Most of the current statistical software packages are geared to processing data on a case by case basis. The NCVS longitudinal file is structured in a nested hierarchical manner. When trying to examine events over a selected time period, it becomes difficult to rearrange the data in a way that will facilitate understanding the time or longitudinal aspects of the data. For example, the concept of what constitutes a "case record" depends on the perspective of the current question. Is a case all households that remain in sample over all seven interviews,
or is it those households that are replaced at every interview period? Moving the appropriate incident data from the lower levels of the nested file to the upper level of the household can complicate obtaining a "true" count of the number of households experiencing a victimization event, since many statistical software packages duplicate information at the upper level of the file structure down to the lower level.
5 Future Issues
Local law enforcement agencies will be participating on a voluntary basis. NIBRS data collection and aggregation at the agency-level will be far more labor and resource-intensive than the current UCR system. What are the implications for coverage and data accuracy?
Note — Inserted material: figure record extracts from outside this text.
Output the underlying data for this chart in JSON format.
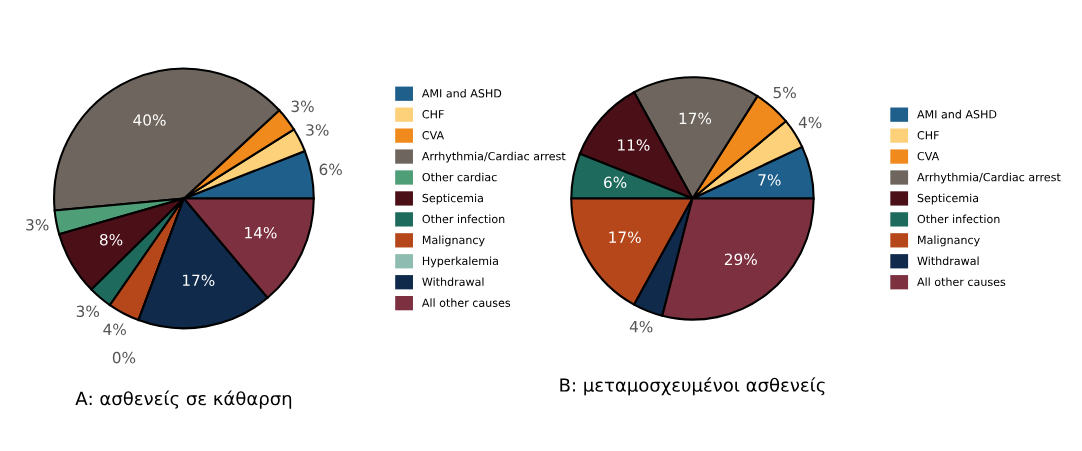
{
  "chart_data": [
    {
      "type": "pie",
      "title": "Α: ασθενείς σε κάθαρση",
      "legend": "right",
      "categories": [
        "AMI and ASHD",
        "CHF",
        "CVA",
        "Arrhythmia/Cardiac arrest",
        "Other cardiac",
        "Septicemia",
        "Other infection",
        "Malignancy",
        "Hyperkalemia",
        "Withdrawal",
        "All other causes"
      ],
      "values": [
        6,
        3,
        3,
        40,
        3,
        8,
        3,
        4,
        0,
        17,
        14
      ],
      "value_labels": [
        "6%",
        "3%",
        "3%",
        "40%",
        "3%",
        "8%",
        "3%",
        "4%",
        "0%",
        "17%",
        "14%"
      ],
      "colors": [
        "#1f5f8b",
        "#fdd17a",
        "#f08a1c",
        "#6e665e",
        "#4e9e78",
        "#4a0f17",
        "#1e6b5e",
        "#b5471a",
        "#8fbcb0",
        "#0f2a4a",
        "#7d3040"
      ]
    },
    {
      "type": "pie",
      "title": "Β: μεταμοσχευμένοι ασθενείς",
      "legend": "right",
      "categories": [
        "AMI and ASHD",
        "CHF",
        "CVA",
        "Arrhythmia/Cardiac arrest",
        "Septicemia",
        "Other infection",
        "Malignancy",
        "Withdrawal",
        "All other causes"
      ],
      "values": [
        7,
        4,
        5,
        17,
        11,
        6,
        17,
        4,
        29
      ],
      "value_labels": [
        "7%",
        "4%",
        "5%",
        "17%",
        "11%",
        "6%",
        "17%",
        "4%",
        "29%"
      ],
      "colors": [
        "#1f5f8b",
        "#fdd17a",
        "#f08a1c",
        "#6e665e",
        "#4a0f17",
        "#1e6b5e",
        "#b5471a",
        "#0f2a4a",
        "#7d3040"
      ]
    }
  ]
}
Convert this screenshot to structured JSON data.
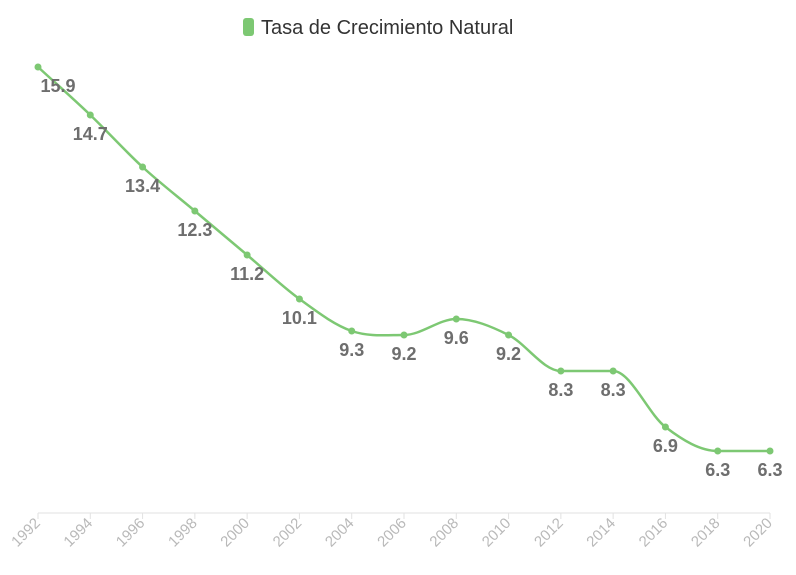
{
  "legend": {
    "position": "top-center"
  },
  "chart_data": {
    "type": "line",
    "title": "",
    "xlabel": "",
    "ylabel": "",
    "categories": [
      "1992",
      "1994",
      "1996",
      "1998",
      "2000",
      "2002",
      "2004",
      "2006",
      "2008",
      "2010",
      "2012",
      "2014",
      "2016",
      "2018",
      "2020"
    ],
    "series": [
      {
        "name": "Tasa de Crecimiento Natural",
        "color": "#7dc873",
        "values": [
          15.9,
          14.7,
          13.4,
          12.3,
          11.2,
          10.1,
          9.3,
          9.2,
          9.6,
          9.2,
          8.3,
          8.3,
          6.9,
          6.3,
          6.3
        ]
      }
    ],
    "ylim": [
      5.1,
      15.9
    ],
    "grid": false,
    "data_labels": true,
    "smooth": true
  }
}
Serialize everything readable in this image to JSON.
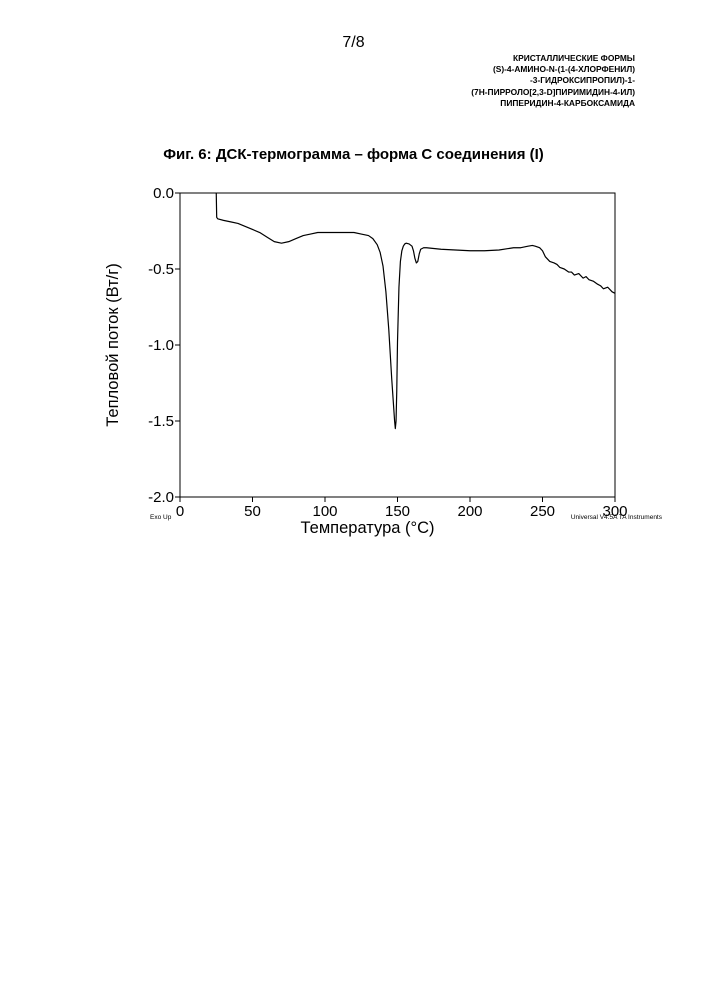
{
  "page": {
    "number": "7/8",
    "header_lines": [
      "КРИСТАЛЛИЧЕСКИЕ ФОРМЫ",
      "(S)-4-АМИНО-N-(1-(4-ХЛОРФЕНИЛ)",
      "-3-ГИДРОКСИПРОПИЛ)-1-",
      "(7H-ПИРРОЛО[2,3-D]ПИРИМИДИН-4-ИЛ)",
      "ПИПЕРИДИН-4-КАРБОКСАМИДА"
    ],
    "figure_title": "Фиг. 6: ДСК-термограмма – форма С соединения (I)"
  },
  "chart_data": {
    "type": "line",
    "title": "Фиг. 6: ДСК-термограмма – форма С соединения (I)",
    "xlabel": "Температура (°C)",
    "ylabel": "Тепловой поток (Вт/г)",
    "xlim": [
      0,
      300
    ],
    "ylim": [
      -2.0,
      0.0
    ],
    "x_ticks": [
      0,
      50,
      100,
      150,
      200,
      250,
      300
    ],
    "x_tick_labels": [
      "0",
      "50",
      "100",
      "150",
      "200",
      "250",
      "300"
    ],
    "y_ticks": [
      0.0,
      -0.5,
      -1.0,
      -1.5,
      -2.0
    ],
    "y_tick_labels": [
      "0.0",
      "-0.5",
      "-1.0",
      "-1.5",
      "-2.0"
    ],
    "grid": false,
    "annotations": {
      "exo": "Exo Up",
      "software": "Universal V4.5A TA Instruments"
    },
    "series": [
      {
        "x": [
          25,
          25.3,
          26,
          30,
          35,
          40,
          45,
          50,
          55,
          60,
          65,
          70,
          75,
          80,
          85,
          90,
          95,
          100,
          105,
          110,
          115,
          120,
          125,
          130,
          133,
          136,
          138,
          140,
          142,
          144,
          145,
          146,
          147,
          148,
          148.5,
          149,
          149.5,
          150,
          151,
          152,
          153,
          154,
          155,
          156,
          158,
          160,
          161,
          162,
          163,
          164,
          165,
          166,
          167,
          168,
          170,
          175,
          180,
          190,
          200,
          210,
          220,
          230,
          235,
          240,
          243,
          245,
          248,
          250,
          252,
          255,
          258,
          260,
          262,
          265,
          268,
          270,
          272,
          275,
          278,
          280,
          282,
          285,
          288,
          290,
          292,
          295,
          298,
          300
        ],
        "y": [
          0.0,
          -0.16,
          -0.17,
          -0.18,
          -0.19,
          -0.2,
          -0.22,
          -0.24,
          -0.26,
          -0.29,
          -0.32,
          -0.33,
          -0.32,
          -0.3,
          -0.28,
          -0.27,
          -0.26,
          -0.26,
          -0.26,
          -0.26,
          -0.26,
          -0.26,
          -0.27,
          -0.28,
          -0.3,
          -0.34,
          -0.39,
          -0.48,
          -0.65,
          -0.9,
          -1.06,
          -1.22,
          -1.36,
          -1.5,
          -1.55,
          -1.5,
          -1.3,
          -0.98,
          -0.62,
          -0.45,
          -0.38,
          -0.35,
          -0.335,
          -0.33,
          -0.335,
          -0.35,
          -0.38,
          -0.43,
          -0.46,
          -0.45,
          -0.4,
          -0.37,
          -0.365,
          -0.36,
          -0.36,
          -0.365,
          -0.37,
          -0.375,
          -0.38,
          -0.38,
          -0.375,
          -0.36,
          -0.36,
          -0.35,
          -0.345,
          -0.35,
          -0.36,
          -0.38,
          -0.42,
          -0.45,
          -0.46,
          -0.47,
          -0.49,
          -0.5,
          -0.52,
          -0.52,
          -0.54,
          -0.53,
          -0.56,
          -0.55,
          -0.57,
          -0.58,
          -0.6,
          -0.61,
          -0.63,
          -0.62,
          -0.65,
          -0.66
        ]
      }
    ]
  }
}
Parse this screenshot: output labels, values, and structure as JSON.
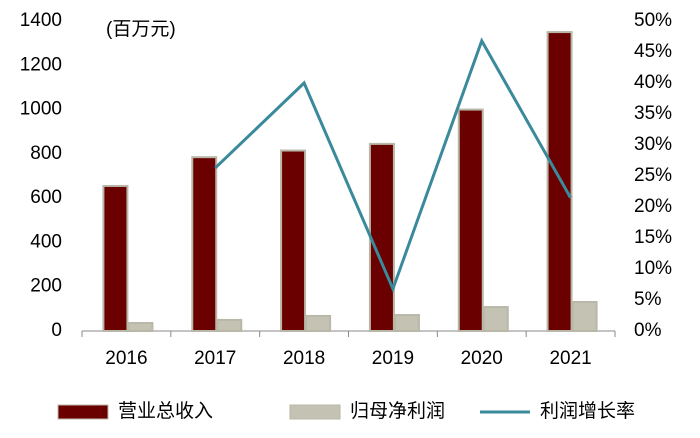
{
  "chart_data": {
    "type": "bar-line",
    "unit_label": "(百万元)",
    "categories": [
      "2016",
      "2017",
      "2018",
      "2019",
      "2020",
      "2021"
    ],
    "series": [
      {
        "name": "营业总收入",
        "type": "bar",
        "color": "#6b0000",
        "values": [
          655,
          785,
          815,
          845,
          1000,
          1350
        ]
      },
      {
        "name": "归母净利润",
        "type": "bar",
        "color": "#c4c2b2",
        "values": [
          36,
          50,
          68,
          72,
          108,
          131
        ]
      },
      {
        "name": "利润增长率",
        "type": "line",
        "axis": "y2",
        "color": "#3a8a9c",
        "values": [
          null,
          26.3,
          40,
          6.8,
          46.8,
          21.5
        ]
      }
    ],
    "ylim": [
      0,
      1400
    ],
    "yticks": [
      0,
      200,
      400,
      600,
      800,
      1000,
      1200,
      1400
    ],
    "y2lim": [
      0,
      50
    ],
    "y2ticks": [
      {
        "value": 0,
        "label": "0%"
      },
      {
        "value": 5,
        "label": "5%"
      },
      {
        "value": 10,
        "label": "10%"
      },
      {
        "value": 15,
        "label": "15%"
      },
      {
        "value": 20,
        "label": "20%"
      },
      {
        "value": 25,
        "label": "25%"
      },
      {
        "value": 30,
        "label": "30%"
      },
      {
        "value": 35,
        "label": "35%"
      },
      {
        "value": 40,
        "label": "40%"
      },
      {
        "value": 45,
        "label": "45%"
      },
      {
        "value": 50,
        "label": "50%"
      }
    ],
    "legend": "bottom"
  }
}
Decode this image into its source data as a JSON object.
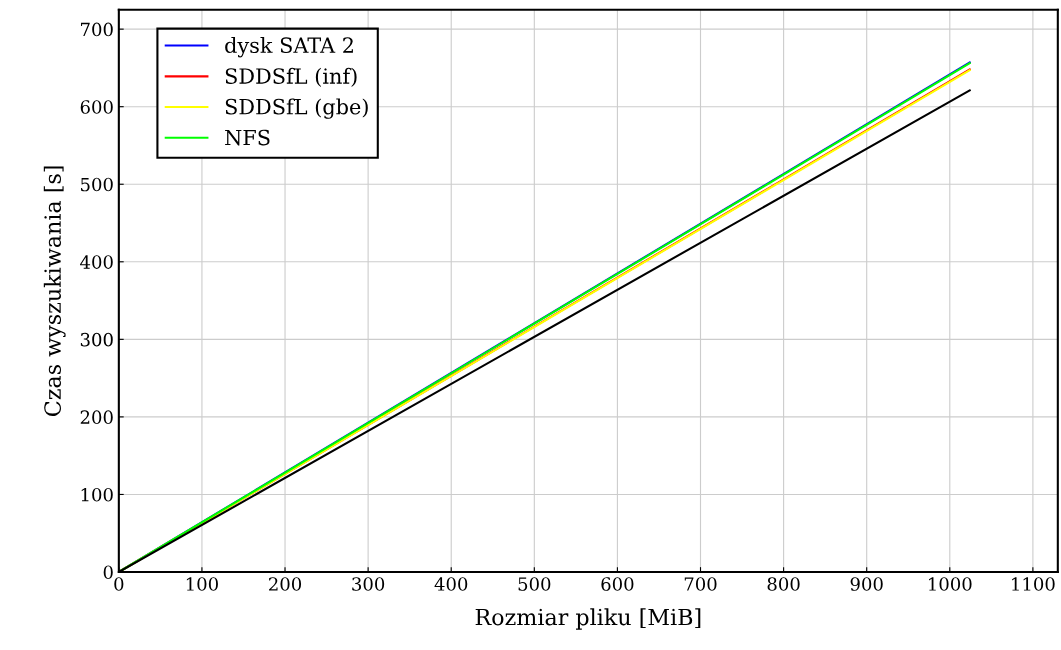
{
  "chart_data": {
    "type": "line",
    "xlabel": "Rozmiar pliku [MiB]",
    "ylabel": "Czas wyszukiwania [s]",
    "x": [
      0,
      1024
    ],
    "series": [
      {
        "name": "dysk SATA 2",
        "color": "#0000ff",
        "values": [
          0,
          657
        ]
      },
      {
        "name": "SDDSfL (inf)",
        "color": "#ff0000",
        "values": [
          0,
          648
        ]
      },
      {
        "name": "SDDSfL (gbe)",
        "color": "#ffff00",
        "values": [
          0,
          647
        ]
      },
      {
        "name": "NFS",
        "color": "#00ff00",
        "values": [
          0,
          656
        ]
      },
      {
        "color": "#000000",
        "values": [
          0,
          621
        ]
      }
    ],
    "xlim": [
      0,
      1130
    ],
    "ylim": [
      0,
      725
    ],
    "xticks": [
      0,
      100,
      200,
      300,
      400,
      500,
      600,
      700,
      800,
      900,
      1000,
      1100
    ],
    "yticks": [
      0,
      100,
      200,
      300,
      400,
      500,
      600,
      700
    ],
    "grid": true,
    "legend": "top left",
    "marker": "none",
    "line_style": "solid"
  }
}
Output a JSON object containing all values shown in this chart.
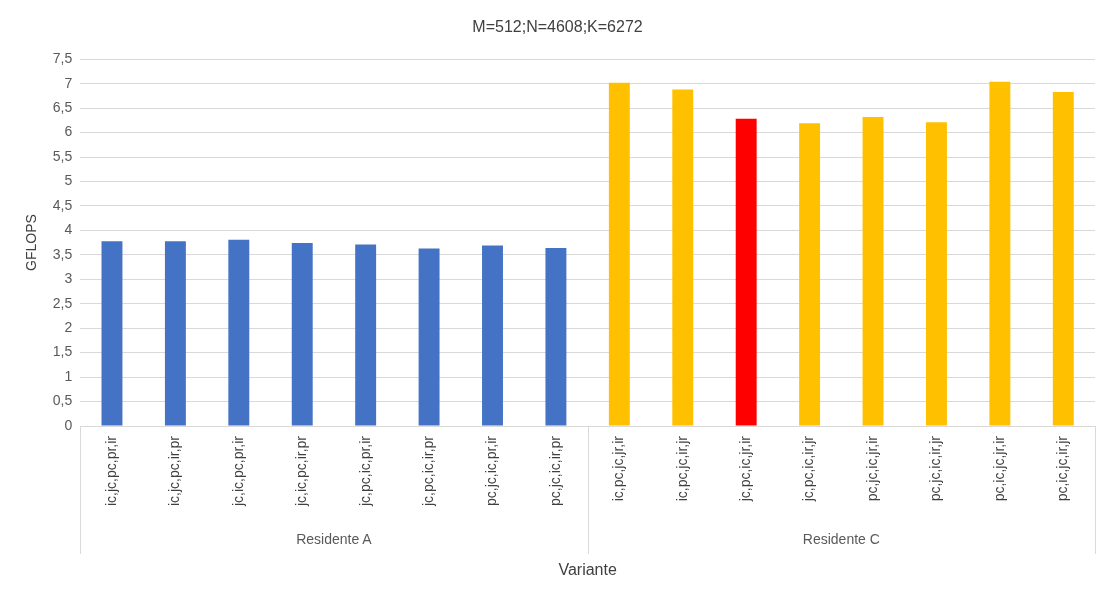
{
  "chart_data": {
    "type": "bar",
    "title": "M=512;N=4608;K=6272",
    "xlabel": "Variante",
    "ylabel": "GFLOPS",
    "categories": [
      "ic,jc,pc,pr,ir",
      "ic,jc,pc,ir,pr",
      "jc,ic,pc,pr,ir",
      "jc,ic,pc,ir,pr",
      "jc,pc,ic,pr,ir",
      "jc,pc,ic,ir,pr",
      "pc,jc,ic,pr,ir",
      "pc,jc,ic,ir,pr",
      "ic,pc,jc,jr,ir",
      "ic,pc,jc,ir,jr",
      "jc,pc,ic,jr,ir",
      "jc,pc,ic,ir,jr",
      "pc,jc,ic,jr,ir",
      "pc,jc,ic,ir,jr",
      "pc,ic,jc,jr,ir",
      "pc,ic,jc,ir,jr"
    ],
    "values": [
      3.78,
      3.78,
      3.81,
      3.74,
      3.71,
      3.63,
      3.69,
      3.64,
      7.02,
      6.88,
      6.28,
      6.19,
      6.32,
      6.21,
      7.04,
      6.83
    ],
    "colors": [
      "#4472c4",
      "#4472c4",
      "#4472c4",
      "#4472c4",
      "#4472c4",
      "#4472c4",
      "#4472c4",
      "#4472c4",
      "#ffc000",
      "#ffc000",
      "#ff0000",
      "#ffc000",
      "#ffc000",
      "#ffc000",
      "#ffc000",
      "#ffc000"
    ],
    "annotations": [
      "Residente A",
      "Residente C"
    ],
    "ylim": [
      0,
      7.5
    ],
    "yticks": [
      0,
      {
        "value": 0.5,
        "label": "0,5"
      },
      1,
      {
        "value": 1.5,
        "label": "1,5"
      },
      2,
      {
        "value": 2.5,
        "label": "2,5"
      },
      3,
      {
        "value": 3.5,
        "label": "3,5"
      },
      4,
      {
        "value": 4.5,
        "label": "4,5"
      },
      5,
      {
        "value": 5.5,
        "label": "5,5"
      },
      6,
      {
        "value": 6.5,
        "label": "6,5"
      },
      7,
      {
        "value": 7.5,
        "label": "7,5"
      }
    ],
    "grid": "y",
    "legend": false
  }
}
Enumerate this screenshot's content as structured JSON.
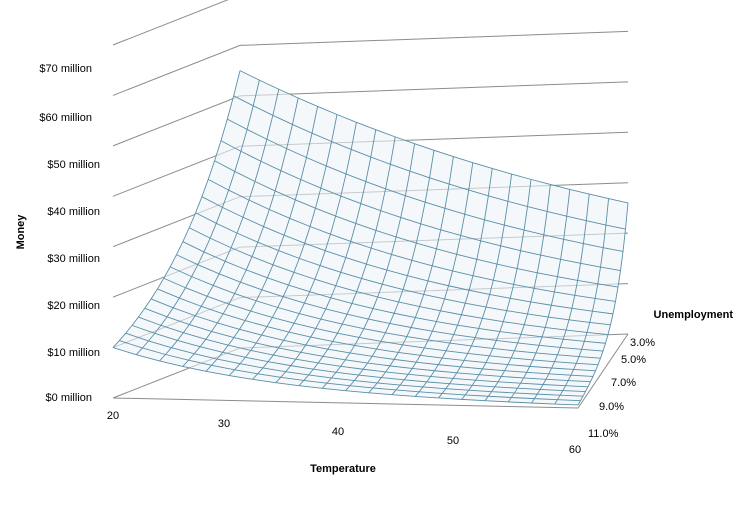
{
  "chart_data": {
    "type": "surface",
    "title": "",
    "xlabel": "Temperature",
    "ylabel": "Money",
    "zlabel": "Unemployment",
    "x_ticks": [
      "20",
      "30",
      "40",
      "50",
      "60"
    ],
    "y_ticks": [
      "$0 million",
      "$10 million",
      "$20 million",
      "$30 million",
      "$40 million",
      "$50 million",
      "$60 million",
      "$70 million"
    ],
    "z_ticks": [
      "3.0%",
      "5.0%",
      "7.0%",
      "9.0%",
      "11.0%"
    ],
    "xlim": [
      20,
      60
    ],
    "ylim": [
      0,
      70
    ],
    "zlim": [
      3.0,
      11.0
    ],
    "grid": true,
    "legend": "none",
    "surface_corners": {
      "temp20_unemp3": 55,
      "temp20_unemp11": 10,
      "temp60_unemp3": 26,
      "temp60_unemp11": 0
    },
    "colors": {
      "surface_line": "#5a8fa8",
      "gridline": "#8c8c8c"
    }
  }
}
Criminal justice data have a short shelf life, because detection of current trends is important for planning and interdiction effectiveness. Can new methods be found to process massive data files and produce information in a time frame that is useful to the criminal justice community? Numerous offenses such as sports tampering are not of great national interest. A subset of the full NIBRS file based on scientific sampling procedures could facilitate many types of analyses.
How easy is it to integrate change into such a data system, as evaluations of NIBRS identify new information needs that it will be required to address? Does the sheer volume of data and reporting agencies make this need any more difficult than for smaller on-going data collections? As data storage technology continues to evolve, it is important to weigh both cost and future compatibility needs, particularly in regards to distributing the data to law enforcement agencies and the public. BJS will continue to monitor these technological changes so that we will be able to utilize such advances in order to enhance our analytic capabilities with these large scale datasets.